Hepatitis C virus genotypes and quasispecies.

Genetic heterogeneity is a hallmark of the hepatitis C virus, as a result largely of the infidelity of viral RNA-dependent RNA polymerase. Random nucleotide substitutions are introduced at a very high rate. The existence of genotypes was confirmed by statistical and mathematical techniques, and the relation of the genotypes to each other has been determined. There are six major genotypes, each with multiple subtypes. Isolates of the same genotype have an average sequence homology of 95%, but different genotypes have sequence similarity of approximately 65% on average. The nucleotide sequence in portions of the hepatitis C viral genome, including the 5' noncoding region, part of the core gene, and other nonstructural proteins, is highly conserved. Genotype analysis typically utilizes these highly conserved regions. There are many techniques for determining viral genotype, and in general, concordance between techniques is good.

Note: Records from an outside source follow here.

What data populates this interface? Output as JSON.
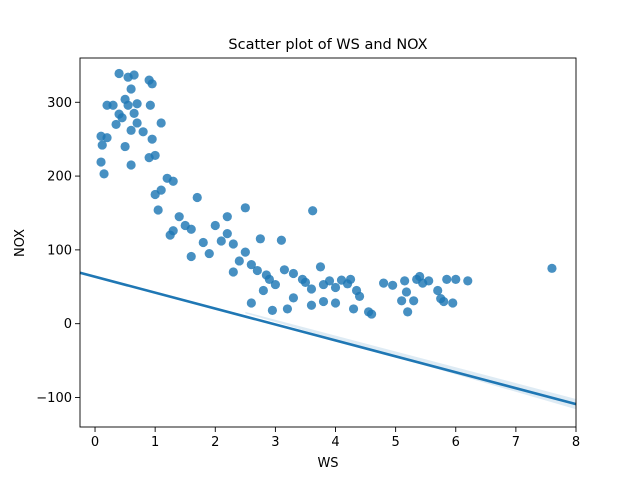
{
  "chart_data": {
    "type": "scatter",
    "title": "Scatter plot of WS and NOX",
    "xlabel": "WS",
    "ylabel": "NOX",
    "xlim": [
      -0.25,
      8
    ],
    "ylim": [
      -140,
      360
    ],
    "xticks": [
      "0",
      "1",
      "2",
      "3",
      "4",
      "5",
      "6",
      "7",
      "8"
    ],
    "yticks": [
      "−100",
      "0",
      "100",
      "200",
      "300"
    ],
    "grid": false,
    "legend": "none",
    "point_color": "#1f77b4",
    "line_color": "#1f77b4",
    "regression_line": {
      "x": [
        -0.25,
        8
      ],
      "y": [
        69,
        -109
      ]
    },
    "regression_ci_band": {
      "x": [
        2.5,
        8
      ],
      "y_lower": [
        14,
        -116
      ],
      "y_upper": [
        16,
        -102
      ]
    },
    "points": [
      [
        0.4,
        339
      ],
      [
        0.65,
        337
      ],
      [
        0.55,
        334
      ],
      [
        0.95,
        325
      ],
      [
        0.9,
        330
      ],
      [
        0.2,
        296
      ],
      [
        0.3,
        296
      ],
      [
        0.5,
        304
      ],
      [
        0.7,
        298
      ],
      [
        0.55,
        296
      ],
      [
        0.92,
        296
      ],
      [
        0.1,
        254
      ],
      [
        0.2,
        252
      ],
      [
        0.6,
        262
      ],
      [
        0.8,
        260
      ],
      [
        0.95,
        250
      ],
      [
        1.1,
        272
      ],
      [
        0.4,
        284
      ],
      [
        0.45,
        279
      ],
      [
        0.65,
        285
      ],
      [
        0.35,
        270
      ],
      [
        0.7,
        272
      ],
      [
        0.1,
        219
      ],
      [
        0.12,
        242
      ],
      [
        0.15,
        203
      ],
      [
        0.5,
        240
      ],
      [
        0.6,
        215
      ],
      [
        1.0,
        228
      ],
      [
        0.9,
        225
      ],
      [
        1.2,
        197
      ],
      [
        1.3,
        193
      ],
      [
        1.1,
        181
      ],
      [
        1.0,
        175
      ],
      [
        1.4,
        145
      ],
      [
        1.7,
        171
      ],
      [
        1.05,
        154
      ],
      [
        1.5,
        133
      ],
      [
        1.3,
        126
      ],
      [
        1.6,
        128
      ],
      [
        1.8,
        110
      ],
      [
        2.0,
        133
      ],
      [
        2.2,
        145
      ],
      [
        2.5,
        157
      ],
      [
        2.2,
        122
      ],
      [
        2.1,
        112
      ],
      [
        2.3,
        108
      ],
      [
        2.5,
        97
      ],
      [
        2.4,
        85
      ],
      [
        2.6,
        80
      ],
      [
        2.75,
        115
      ],
      [
        3.1,
        113
      ],
      [
        2.7,
        72
      ],
      [
        2.85,
        66
      ],
      [
        2.9,
        60
      ],
      [
        3.0,
        53
      ],
      [
        3.15,
        73
      ],
      [
        3.3,
        68
      ],
      [
        3.45,
        60
      ],
      [
        3.5,
        56
      ],
      [
        3.6,
        47
      ],
      [
        3.62,
        153
      ],
      [
        3.75,
        77
      ],
      [
        3.8,
        53
      ],
      [
        3.9,
        58
      ],
      [
        4.0,
        49
      ],
      [
        4.1,
        59
      ],
      [
        4.2,
        54
      ],
      [
        4.25,
        60
      ],
      [
        4.35,
        45
      ],
      [
        4.4,
        37
      ],
      [
        4.55,
        16
      ],
      [
        4.6,
        13
      ],
      [
        4.8,
        55
      ],
      [
        4.95,
        52
      ],
      [
        5.15,
        58
      ],
      [
        5.18,
        43
      ],
      [
        5.35,
        60
      ],
      [
        5.4,
        64
      ],
      [
        5.45,
        55
      ],
      [
        5.55,
        58
      ],
      [
        5.7,
        45
      ],
      [
        5.75,
        34
      ],
      [
        5.8,
        30
      ],
      [
        5.85,
        60
      ],
      [
        5.95,
        28
      ],
      [
        6.0,
        60
      ],
      [
        6.2,
        58
      ],
      [
        7.6,
        75
      ],
      [
        5.1,
        31
      ],
      [
        5.2,
        16
      ],
      [
        5.3,
        31
      ],
      [
        4.0,
        28
      ],
      [
        4.3,
        20
      ],
      [
        3.8,
        30
      ],
      [
        3.6,
        25
      ],
      [
        3.3,
        35
      ],
      [
        3.2,
        20
      ],
      [
        2.95,
        18
      ],
      [
        2.8,
        45
      ],
      [
        2.6,
        28
      ],
      [
        0.6,
        318
      ],
      [
        1.25,
        120
      ],
      [
        1.6,
        91
      ],
      [
        1.9,
        95
      ],
      [
        2.3,
        70
      ]
    ]
  }
}
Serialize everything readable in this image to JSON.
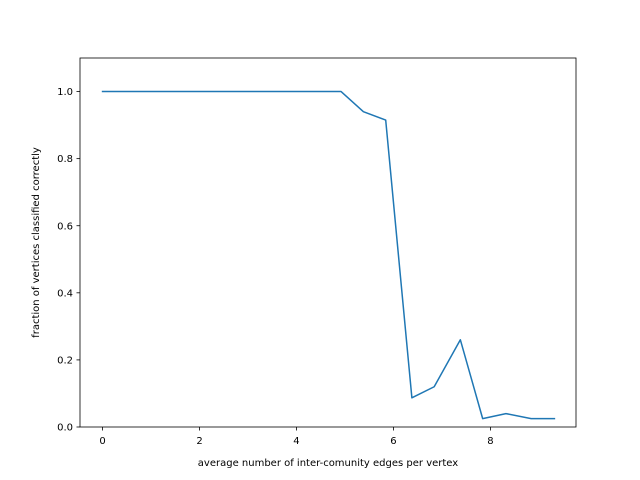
{
  "chart_data": {
    "type": "line",
    "title": "",
    "xlabel": "average number of inter-comunity edges per vertex",
    "ylabel": "fraction of vertices classified correctly",
    "xlim": [
      -0.465,
      9.765
    ],
    "ylim": [
      0.0,
      1.1
    ],
    "x_ticks": [
      0,
      2,
      4,
      6,
      8
    ],
    "y_ticks": [
      0.0,
      0.2,
      0.4,
      0.6,
      0.8,
      1.0
    ],
    "x_tick_labels": [
      "0",
      "2",
      "4",
      "6",
      "8"
    ],
    "y_tick_labels": [
      "0.0",
      "0.2",
      "0.4",
      "0.6",
      "0.8",
      "1.0"
    ],
    "grid": false,
    "series": [
      {
        "color": "#1f77b4",
        "x": [
          0.0,
          0.48,
          0.96,
          1.44,
          1.92,
          2.4,
          2.88,
          3.36,
          3.84,
          4.32,
          4.92,
          5.38,
          5.84,
          6.38,
          6.84,
          7.38,
          7.84,
          8.32,
          8.84,
          9.32
        ],
        "y": [
          1.0,
          1.0,
          1.0,
          1.0,
          1.0,
          1.0,
          1.0,
          1.0,
          1.0,
          1.0,
          1.0,
          0.94,
          0.915,
          0.087,
          0.12,
          0.26,
          0.025,
          0.04,
          0.025,
          0.025
        ]
      }
    ]
  }
}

Methods most commonly used for assigning hepatitis C virus (HCV) genotypes in clinical practice include restriction fragment length polymorphism analysis and the reverse hybridization line probe assay (LiPA; Innogenetics, Ghent, Belgium). The worldwide distribution of HCV genotypes has been determined; some genotypes are highly characteristic of certain areas. The most common subtypes, 1 and 2, are less genetically diverse than the others and are more widely distributed. The impact of genotype on disease course is controversial, but recent data suggest that there is a genotype-dependent differential response to therapy. Quasispecies refers to evolution of a highly related but genetically heterogeneous population of HCV isolates. The pathobiological and clinical implications of HCV quasispecies are poorly understood.